Bioregionalism refers to the traditions of thought and expression that connect culture and society to local ecosystems and environmental conditions. For the Lower Cedar Watershed in eastern Iowa, the concept encompasses seven counties and twenty-five cities and what is generally thought to include the most biologically diverse landscape in Iowa.
Students in the course studied the natural and agricultural histories of Iowa and the Upper Mississippi Watershed while reading essays and narratives by writers such as Wendell Berry, William Least Heat-Moon, bell hooks, Robin Wall Kimmerer, Aldo Leopold, Cornelia Mutel, and Gary Snyder. The class learned about numerous arts and literary projects in the Upper Mississippi and met with people and organizations in the own region who are working to connect ecological health and social benefits. They learned about the environmental challenges of soil depletion, water pollution, and flooding that face Iowa as well as many initiatives and organizations who work to address these challenges through conservation agronomy, environmental engineering, advocacy, and the arts.

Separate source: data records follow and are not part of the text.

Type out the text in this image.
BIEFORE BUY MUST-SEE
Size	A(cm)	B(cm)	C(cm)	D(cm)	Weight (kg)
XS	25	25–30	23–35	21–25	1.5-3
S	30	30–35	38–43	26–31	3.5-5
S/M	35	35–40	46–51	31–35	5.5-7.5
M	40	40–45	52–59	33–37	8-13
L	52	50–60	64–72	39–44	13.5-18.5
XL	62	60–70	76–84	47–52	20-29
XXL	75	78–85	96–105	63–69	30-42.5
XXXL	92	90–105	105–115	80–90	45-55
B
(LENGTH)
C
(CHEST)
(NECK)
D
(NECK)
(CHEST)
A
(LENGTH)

Based on their research and community engagement, the students developed project proposals for the Lower Cedar Watershed Management Authority and the City of West Branch that seek to connect communities to their watershed through creative initiatives and participatory events. Students applied training in creative writing and literary studies in combination with what they learned about the region to help serve community needs. The project proposals seek to create opportunities for community members to connect with each other and the Lower Cedar Watershed in ways that are creatively engaging. They are all adaptable and are intended to suggest ideas rather than to prescribe the final product.
The project proposals are:
- Witness Tree: an installation on the Wapsinonoc Creek to combine natural history with community stories.
- The Lower Cedar Watershed Cookbook: a community cookbook based on other regional cookbooks from West Branch and Scattergood Friends School.
- A Watershed Bragging Board: a physical and virtual bragging board for fishers to celebrate their catches in the Lower Cedar.
- Stories from the Lower Cedar: an ArcGIS story map featuring anecdotes and histories from residents of the Lower Cedar, potentially overlaid onto the Conservation Projects in the Lower Cedar Watershed story map.
- Prairie Tales: a youth-oriented environmental writing program modeled on the recently discontinued Iowa Youth Writing Program at the University of Iowa.
- On Paper: a pamphlet both made of and concerning plants, both native and invasive, found in the Lower Cedar.
- RAGBRAI in the Years to Come: a short zine calling attention to changing environmental conditions experienced by cyclists passing through the Lower Cedar.
Many of these projects offer different media for collecting and sharing stories from the communities situated in the Lower Cedar. Connecting these stories to the environmental and economic challenges facing the Lower Cedar offer means to encourage participation in conservation efforts throughout the watershed. The other projects propose small pamphlets or zines that use creative images and reflections to raise regional environmental awareness. All of these proposals seek to apply concepts of bioregionalism as both a literary and an environmental ideal, complementing the many other projects and initiatives pursued by the Lower Cedar WMA.